Background: I am forced to remotely upgrade a server from Ubuntu 8.04 LTS to 10.04 LTS due to an incompability issue with the raid controller.
The internet connection to the server is somewhat stable and seldom drops. Despite that I am concerned about losing the connection over SSH while doing the upgrade, leaving the server in an unreachable state. I am also worried about the server not being able to boot after the upgrade, in case I will be unable to know what is the problem.
Action plan: What I am looking for is advice to minimize the risk of losing the server, I am aware that what I am doing is very risky. This is my current action plan:
1) Backup everything that matters, locally and externally.
2) Temporarily disable boot-time disk checks with fsck. (I will have no clue what is going on if the disk check would take a long time to finish). This would be done through fstab by changing the very last paramter from 1 to 0:
UUID=5b1ff964-7608-44fd-a38d-7e43ad6b4c11 / ext3 relatime,errors=remount-ro 0 0
3) Starting all upgrade processes with with screen so that they can be resumed if I lose the connection. Ie:
sudo screen apt-get upgrade
Questions:
- Does my proposed action plan seem reasonable?
- Is disabling the boot-time disk check a bad idea?
- What else could be done to decrease the risk of losing the server?

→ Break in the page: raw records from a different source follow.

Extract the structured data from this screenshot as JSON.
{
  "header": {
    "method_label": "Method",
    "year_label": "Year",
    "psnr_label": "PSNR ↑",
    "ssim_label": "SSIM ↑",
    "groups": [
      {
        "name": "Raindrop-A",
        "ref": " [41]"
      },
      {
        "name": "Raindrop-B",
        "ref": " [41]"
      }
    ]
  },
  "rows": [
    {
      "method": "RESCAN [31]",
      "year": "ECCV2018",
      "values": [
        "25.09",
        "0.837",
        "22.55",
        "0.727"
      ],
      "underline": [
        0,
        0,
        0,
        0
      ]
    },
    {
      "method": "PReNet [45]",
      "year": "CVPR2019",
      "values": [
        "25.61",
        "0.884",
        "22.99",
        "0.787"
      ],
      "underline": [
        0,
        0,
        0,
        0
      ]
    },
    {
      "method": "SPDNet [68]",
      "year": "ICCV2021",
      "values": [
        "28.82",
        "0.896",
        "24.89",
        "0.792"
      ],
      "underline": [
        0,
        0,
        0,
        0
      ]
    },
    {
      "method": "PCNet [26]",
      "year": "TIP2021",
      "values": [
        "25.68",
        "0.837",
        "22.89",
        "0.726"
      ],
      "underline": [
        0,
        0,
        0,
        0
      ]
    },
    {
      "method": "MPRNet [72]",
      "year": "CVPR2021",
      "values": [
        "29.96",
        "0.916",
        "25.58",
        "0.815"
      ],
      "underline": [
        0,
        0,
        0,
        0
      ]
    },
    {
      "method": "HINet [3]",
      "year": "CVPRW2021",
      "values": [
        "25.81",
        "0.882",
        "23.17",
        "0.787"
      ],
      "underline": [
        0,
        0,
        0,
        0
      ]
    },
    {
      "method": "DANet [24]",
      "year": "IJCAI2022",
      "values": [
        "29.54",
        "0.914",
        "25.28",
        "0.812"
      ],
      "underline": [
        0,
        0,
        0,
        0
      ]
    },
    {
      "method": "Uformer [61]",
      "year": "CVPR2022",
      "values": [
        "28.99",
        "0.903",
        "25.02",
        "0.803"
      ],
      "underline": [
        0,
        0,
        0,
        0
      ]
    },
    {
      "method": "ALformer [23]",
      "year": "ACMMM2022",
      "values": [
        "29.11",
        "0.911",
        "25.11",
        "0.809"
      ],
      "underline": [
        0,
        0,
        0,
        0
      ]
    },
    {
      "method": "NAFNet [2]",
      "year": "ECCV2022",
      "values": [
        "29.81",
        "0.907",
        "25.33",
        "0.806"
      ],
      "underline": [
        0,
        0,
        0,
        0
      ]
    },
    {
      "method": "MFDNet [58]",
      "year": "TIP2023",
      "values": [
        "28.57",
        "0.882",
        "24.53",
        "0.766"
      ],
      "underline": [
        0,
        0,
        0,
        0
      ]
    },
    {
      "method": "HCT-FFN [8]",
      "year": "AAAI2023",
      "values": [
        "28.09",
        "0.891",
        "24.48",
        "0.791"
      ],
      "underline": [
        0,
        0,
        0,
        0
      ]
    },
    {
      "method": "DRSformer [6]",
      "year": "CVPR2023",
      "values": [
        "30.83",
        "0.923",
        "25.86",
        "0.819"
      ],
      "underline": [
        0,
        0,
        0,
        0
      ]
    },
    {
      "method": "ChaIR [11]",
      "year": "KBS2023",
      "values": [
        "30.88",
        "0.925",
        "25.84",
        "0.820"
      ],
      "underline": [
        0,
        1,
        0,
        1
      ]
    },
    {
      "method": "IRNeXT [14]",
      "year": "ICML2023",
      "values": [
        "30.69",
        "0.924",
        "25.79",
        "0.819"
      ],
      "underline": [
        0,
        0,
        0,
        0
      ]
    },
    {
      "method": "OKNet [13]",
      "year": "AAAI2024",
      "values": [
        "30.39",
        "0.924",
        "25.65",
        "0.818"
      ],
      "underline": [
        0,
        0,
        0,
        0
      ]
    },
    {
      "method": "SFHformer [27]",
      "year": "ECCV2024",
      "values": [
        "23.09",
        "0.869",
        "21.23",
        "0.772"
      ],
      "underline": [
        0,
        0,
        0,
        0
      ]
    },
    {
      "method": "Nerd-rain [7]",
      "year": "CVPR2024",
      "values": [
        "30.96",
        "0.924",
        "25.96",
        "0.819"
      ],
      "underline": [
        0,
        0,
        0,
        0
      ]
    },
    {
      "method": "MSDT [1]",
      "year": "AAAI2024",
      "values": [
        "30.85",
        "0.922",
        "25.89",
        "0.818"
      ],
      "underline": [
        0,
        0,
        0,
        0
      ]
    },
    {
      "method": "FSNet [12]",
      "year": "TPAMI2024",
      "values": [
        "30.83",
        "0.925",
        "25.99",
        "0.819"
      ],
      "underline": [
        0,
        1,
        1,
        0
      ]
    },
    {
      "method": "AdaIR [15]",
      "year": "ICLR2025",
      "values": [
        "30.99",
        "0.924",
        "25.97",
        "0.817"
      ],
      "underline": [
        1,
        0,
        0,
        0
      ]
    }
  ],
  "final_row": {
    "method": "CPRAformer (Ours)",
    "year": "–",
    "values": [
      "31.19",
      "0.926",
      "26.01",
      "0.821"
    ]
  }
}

Update: Almost all answeres suggested me to setup DRAC/IPMI which I have now done. This feels like a really great acheivement that will for sure make the risk much much smaller as I can follow the entire power cycle over KVM/console redirection. For future references, this is what I have done:
1) Installed ipmitool to setup IP address, gateway etc for IPMI v2.0:
sudo ipmitool lan set 1 ipaddr 192.168.1.99
sudo ipmitool lan set 1 defgw ipaddr 192.168.1.1
2) Installed free-ipmi to change the NIC selection mode to shared (I have only one network interface connected to the network):
sudo ipmi-oem dell set-nic-selection shared
3) Used DRAC's https interface on https://192.168.1.99 to launch the console redirection viewer. This allows me to follow the entire boot sequence as well as configuring BIOS, raid controllers etc. Awesome.
Update 2. Done. All went with a charm, took less than 30 min to do the job. I ended up not turning off the disk check as the redirected console gave me the freedom to interrupt it whenever I wanted to, but I let it run to the end.
Thank you guys, your wisdom is invaluable!